IPI generates hw irq 97 on whichever cpu it's targeted at, and the
timer generates whatever hw irq you program it to generate (by
convention, currently 72) on the cpu associated with the timer that
expired. Treating "cpu0's irq 97" and "cpu1's irq 97" as separate hw
irq numbers would be possible at the kernel level (just by using the
cpu id as part of the logical hw irq number) but this would require
lots of (imo useless) infrastructure/overhead and hard-coded
assumptions about which irq numbers are used for percpu events, and it
would not model the hardware well.
> > It currently works requesting the irq with flags that ensure the
> > handler runs on the same cpu it was delivered on, without using any
> > other percpu irq framework.
>
> Which special flag are you referring to? I'm not aware of one.
>
> IRQF_PER_CPU is just telling the core that this is a non routable per cpu
> interrupt. It's excluded from affinity setting and also on cpu hot unplug the
> per cpu interrupts are not touched and nothing tries to reroute them to one of
> the still online cpus.
>
> Regarding the interrupt handler. It runs on the CPU on which the interrupt is
> delivered and there is nothing you can influence with a flag.

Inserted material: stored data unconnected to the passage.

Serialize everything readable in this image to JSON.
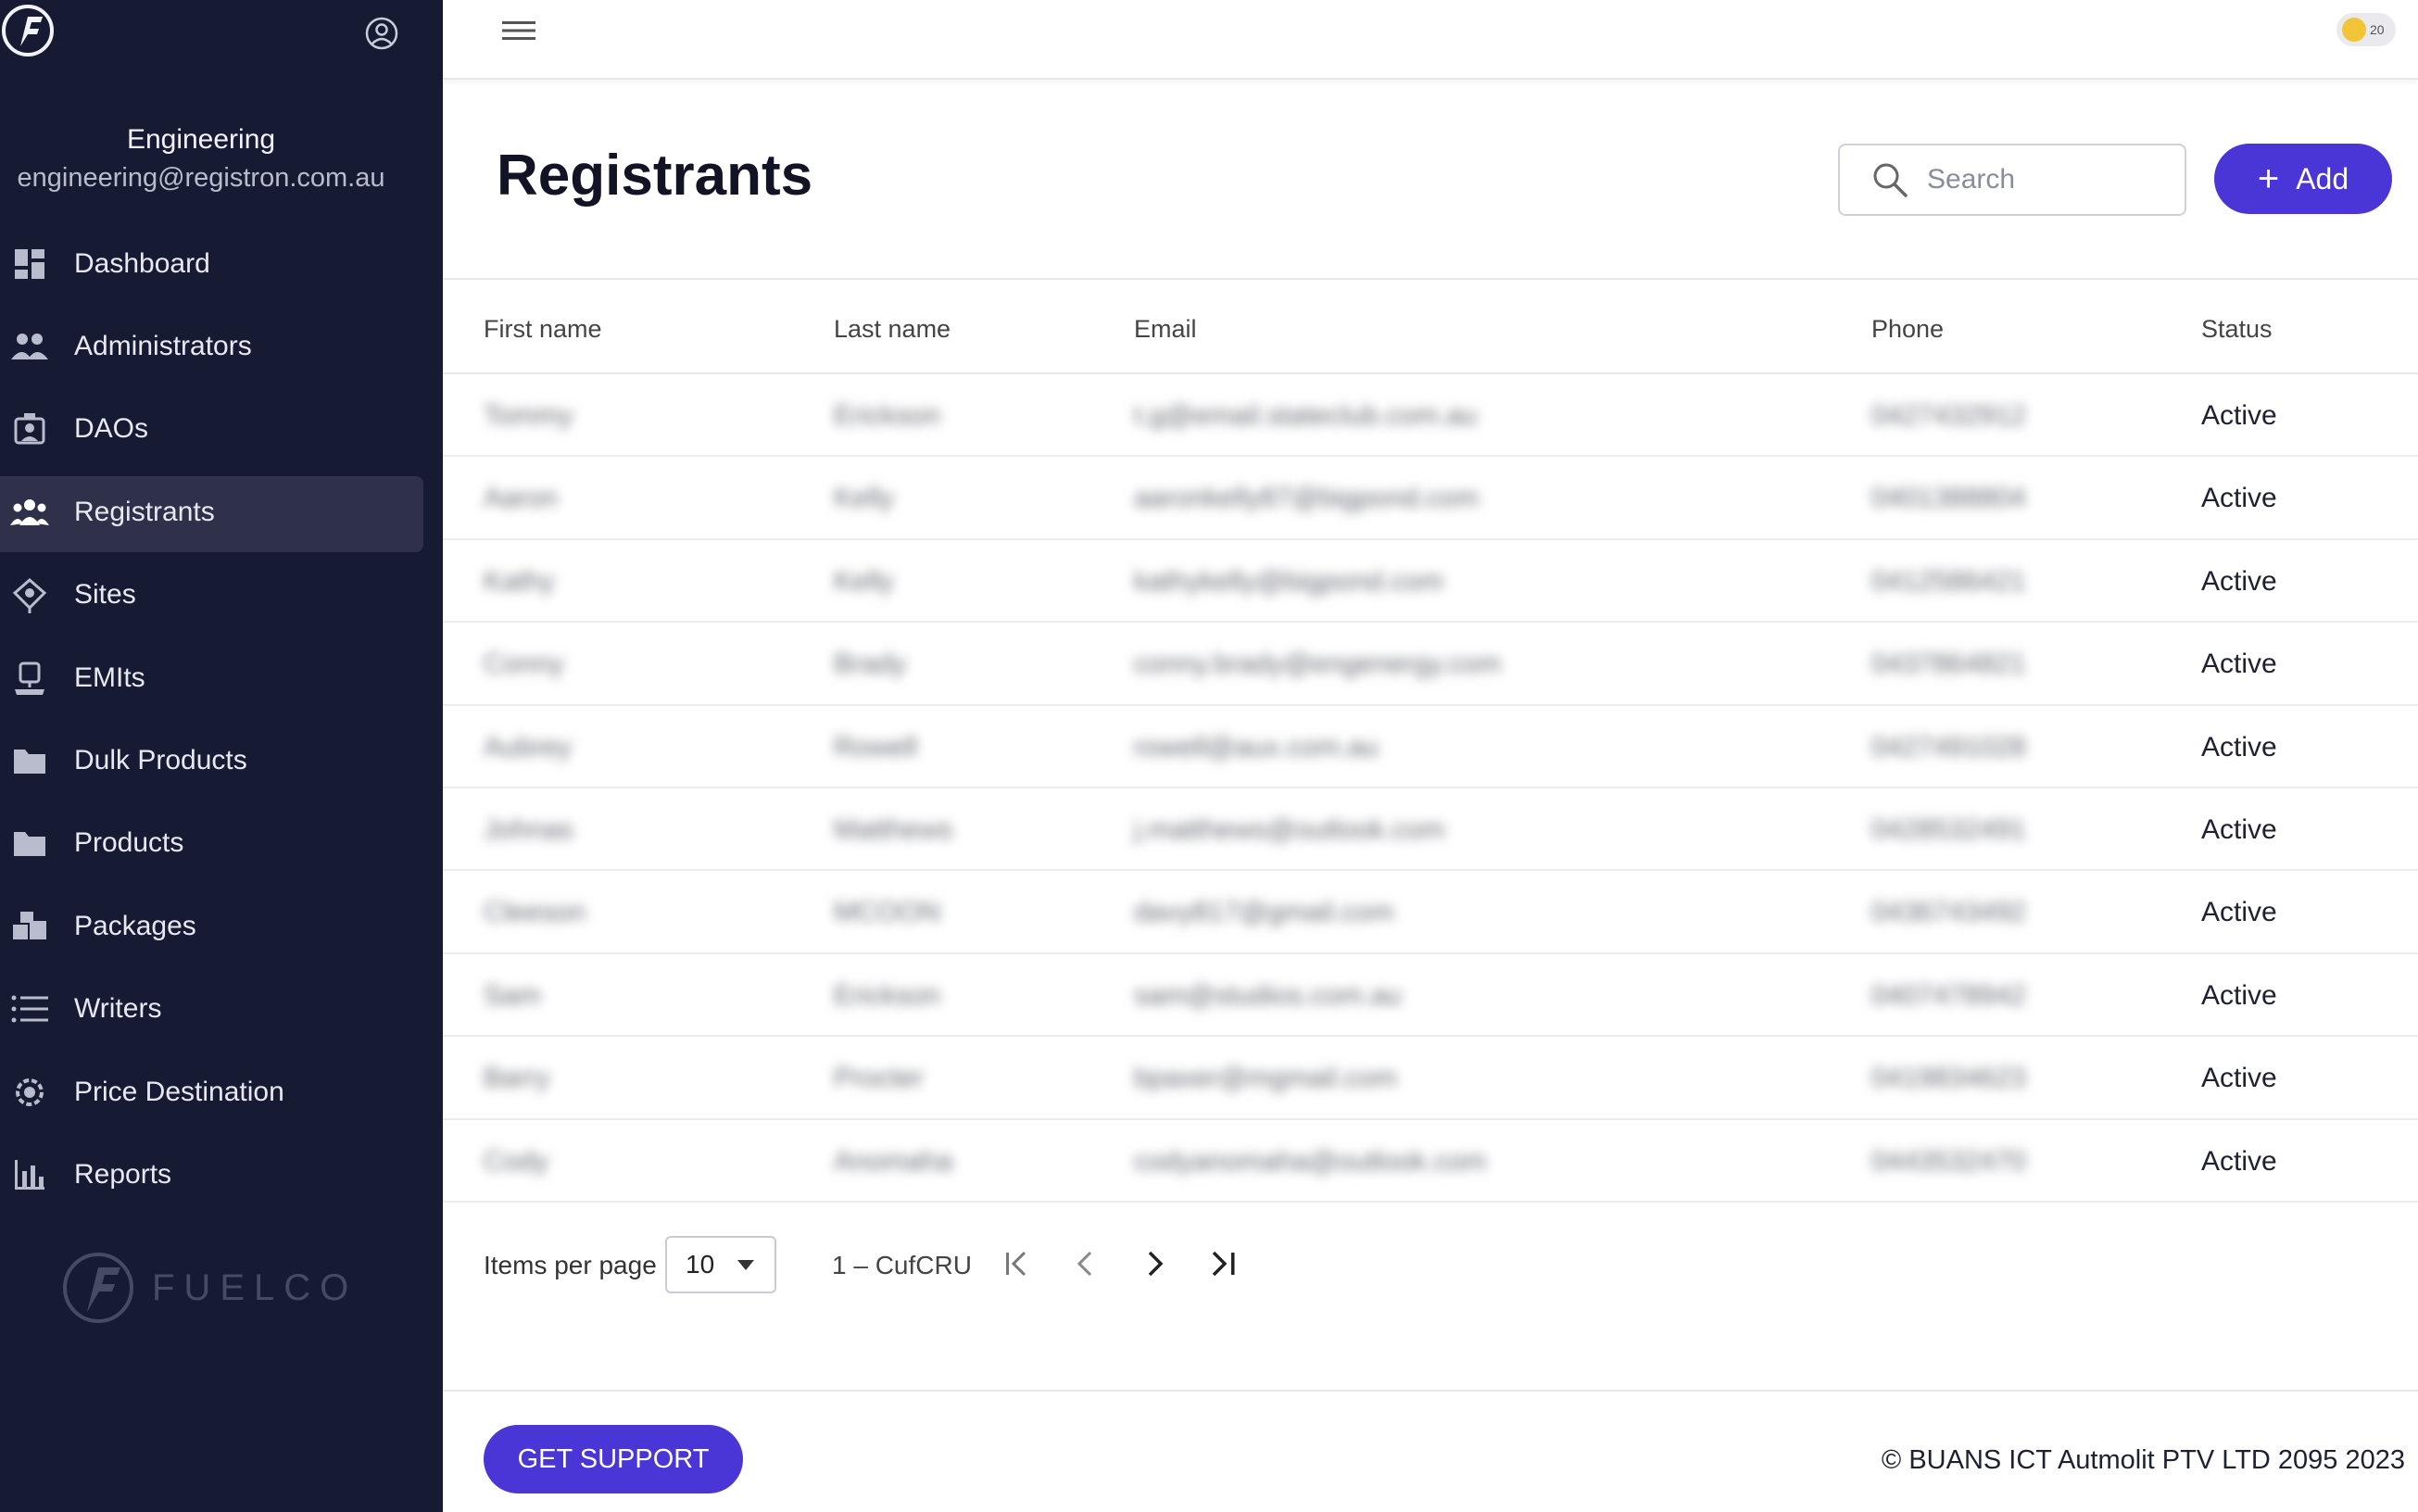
{
  "sidebar": {
    "profile": {
      "name": "Engineering",
      "email": "engineering@registron.com.au"
    },
    "items": [
      {
        "label": "Dashboard",
        "icon": "dashboard-icon"
      },
      {
        "label": "Administrators",
        "icon": "administrators-icon"
      },
      {
        "label": "DAOs",
        "icon": "daos-icon"
      },
      {
        "label": "Registrants",
        "icon": "registrants-icon",
        "active": true
      },
      {
        "label": "Sites",
        "icon": "sites-icon"
      },
      {
        "label": "EMIts",
        "icon": "emits-icon"
      },
      {
        "label": "Dulk Products",
        "icon": "folder-icon"
      },
      {
        "label": "Products",
        "icon": "folder-icon"
      },
      {
        "label": "Packages",
        "icon": "packages-icon"
      },
      {
        "label": "Writers",
        "icon": "list-icon"
      },
      {
        "label": "Price Destination",
        "icon": "gear-icon"
      },
      {
        "label": "Reports",
        "icon": "bar-chart-icon"
      }
    ],
    "brand": "FUELCO"
  },
  "topbar": {
    "badge_count": "20"
  },
  "page": {
    "title": "Registrants",
    "search_placeholder": "Search",
    "add_label": "Add"
  },
  "table": {
    "columns": [
      "First name",
      "Last name",
      "Email",
      "Phone",
      "Status"
    ],
    "rows": [
      {
        "first": "Tommy",
        "last": "Erickson",
        "email": "t.g@email.stateclub.com.au",
        "phone": "0427432912",
        "status": "Active"
      },
      {
        "first": "Aaron",
        "last": "Kelly",
        "email": "aaronkelly87@bigpond.com",
        "phone": "0401388804",
        "status": "Active"
      },
      {
        "first": "Kathy",
        "last": "Kelly",
        "email": "kathykelly@bigpond.com",
        "phone": "0412586421",
        "status": "Active"
      },
      {
        "first": "Conny",
        "last": "Brady",
        "email": "conny.brady@engenergy.com",
        "phone": "0437864821",
        "status": "Active"
      },
      {
        "first": "Aubrey",
        "last": "Rowell",
        "email": "rowell@aux.com.au",
        "phone": "0427491028",
        "status": "Active"
      },
      {
        "first": "Johnas",
        "last": "Matthews",
        "email": "j.matthews@outlook.com",
        "phone": "0428532491",
        "status": "Active"
      },
      {
        "first": "Cleeson",
        "last": "MCOON",
        "email": "davy817@gmail.com",
        "phone": "0436743492",
        "status": "Active"
      },
      {
        "first": "Sam",
        "last": "Erickson",
        "email": "sam@studios.com.au",
        "phone": "0407478942",
        "status": "Active"
      },
      {
        "first": "Barry",
        "last": "Procter",
        "email": "bpaxer@mgmail.com",
        "phone": "0419834623",
        "status": "Active"
      },
      {
        "first": "Cody",
        "last": "Anomaha",
        "email": "codyanomaha@outlook.com",
        "phone": "0443532470",
        "status": "Active"
      }
    ]
  },
  "pagination": {
    "items_per_page_label": "Items per page",
    "items_per_page_value": "10",
    "range_label": "1 – CufCRU"
  },
  "footer": {
    "support_label": "GET SUPPORT",
    "copyright": "© BUANS ICT Autmolit PTV LTD 2095 2023"
  },
  "colors": {
    "sidebar_bg": "#171a33",
    "accent": "#4a35d6",
    "active_item_bg": "#2e3149"
  }
}
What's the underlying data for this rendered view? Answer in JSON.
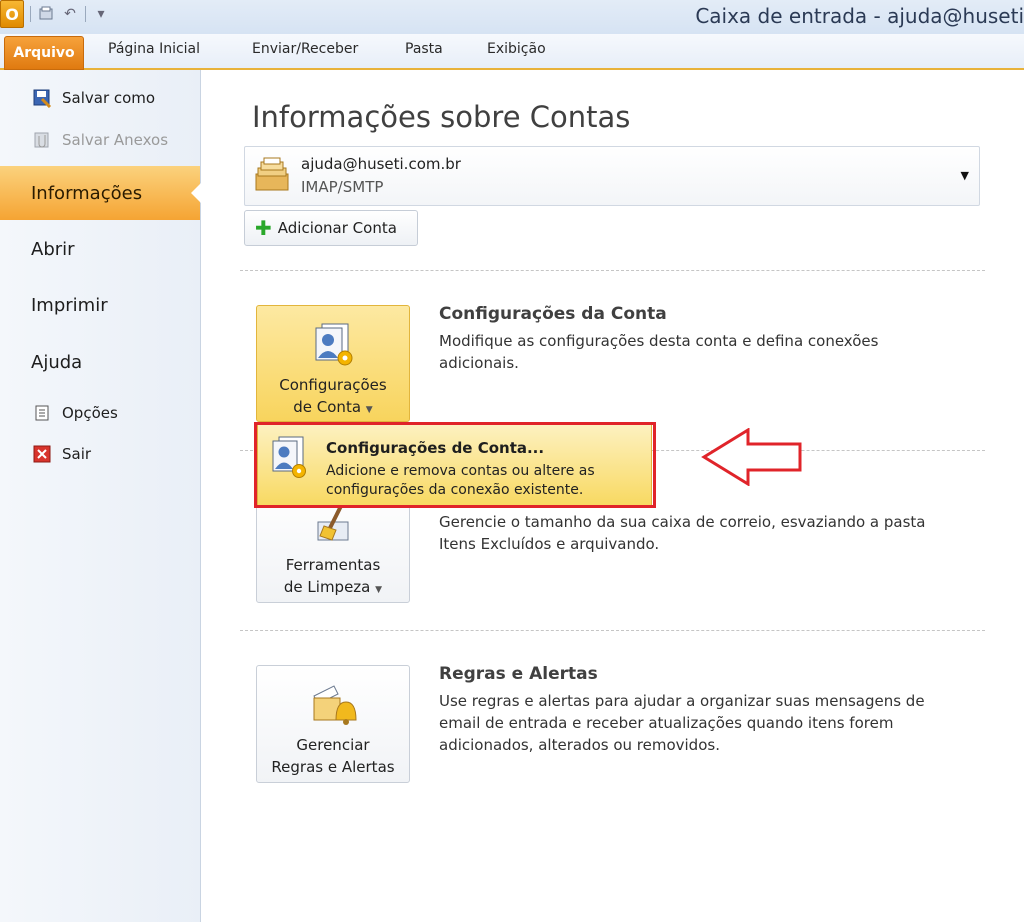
{
  "window": {
    "title": "Caixa de entrada - ajuda@huseti",
    "app_icon_letter": "O"
  },
  "ribbon": {
    "tabs": [
      "Arquivo",
      "Página Inicial",
      "Enviar/Receber",
      "Pasta",
      "Exibição"
    ]
  },
  "leftnav": {
    "commands": [
      {
        "label": "Salvar como",
        "icon": "save-as-icon",
        "enabled": true
      },
      {
        "label": "Salvar Anexos",
        "icon": "save-attachments-icon",
        "enabled": false
      }
    ],
    "items": [
      {
        "label": "Informações",
        "active": true
      },
      {
        "label": "Abrir",
        "active": false
      },
      {
        "label": "Imprimir",
        "active": false
      },
      {
        "label": "Ajuda",
        "active": false
      }
    ],
    "bottom_commands": [
      {
        "label": "Opções",
        "icon": "options-icon"
      },
      {
        "label": "Sair",
        "icon": "exit-icon"
      }
    ]
  },
  "main": {
    "heading": "Informações sobre Contas",
    "account": {
      "email": "ajuda@huseti.com.br",
      "type": "IMAP/SMTP"
    },
    "add_account_label": "Adicionar Conta",
    "sections": [
      {
        "button_line1": "Configurações",
        "button_line2": "de Conta",
        "title": "Configurações da Conta",
        "description": "Modifique as configurações desta conta e defina conexões adicionais."
      },
      {
        "button_line1": "Ferramentas",
        "button_line2": "de Limpeza",
        "title": "",
        "description": "Gerencie o tamanho da sua caixa de correio, esvaziando a pasta Itens Excluídos e arquivando."
      },
      {
        "button_line1": "Gerenciar",
        "button_line2": "Regras e Alertas",
        "title": "Regras e Alertas",
        "description": "Use regras e alertas para ajudar a organizar suas mensagens de email de entrada e receber atualizações quando itens forem adicionados, alterados ou removidos."
      }
    ],
    "dropdown": {
      "title": "Configurações de Conta...",
      "description": "Adicione e remova contas ou altere as configurações da conexão existente."
    }
  },
  "colors": {
    "accent_orange": "#f5a433",
    "highlight_red": "#e0242a",
    "popup_yellow": "#f8d962"
  }
}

OK, I was not clear on whether there was such a guarantee in general
but knew there must be one for IRQF_TIMER or IRQF_PER_CPU.
(Without knowing the system doesn't do this, it's possible that the
softirq/tasklet stuff could migrate handling to a different cpu than
the hardware irq was delivered on.)
> > If you have concerns about ways this could break and want me to make the
> > drivers do something else, I'm open to suggestions.
>
> If I understand the hardware halfways right, then using request_irq() with
> IRQF_PER_CPU for these special interrupts is completely correct.
>
> The handler either uses this_cpu_xxx() for accessing the per cpu data related
> to the interrupt or you can hand in a percpu pointer as dev_id to
> request_irq() which then is handed to the interrupt function as a cookie.
Yes, that's exactly what my driver is doing now, and I'm happy to
leave it that way. Can we move forward with that? If so I'll make the
other changes requested and submit a new version of the patch.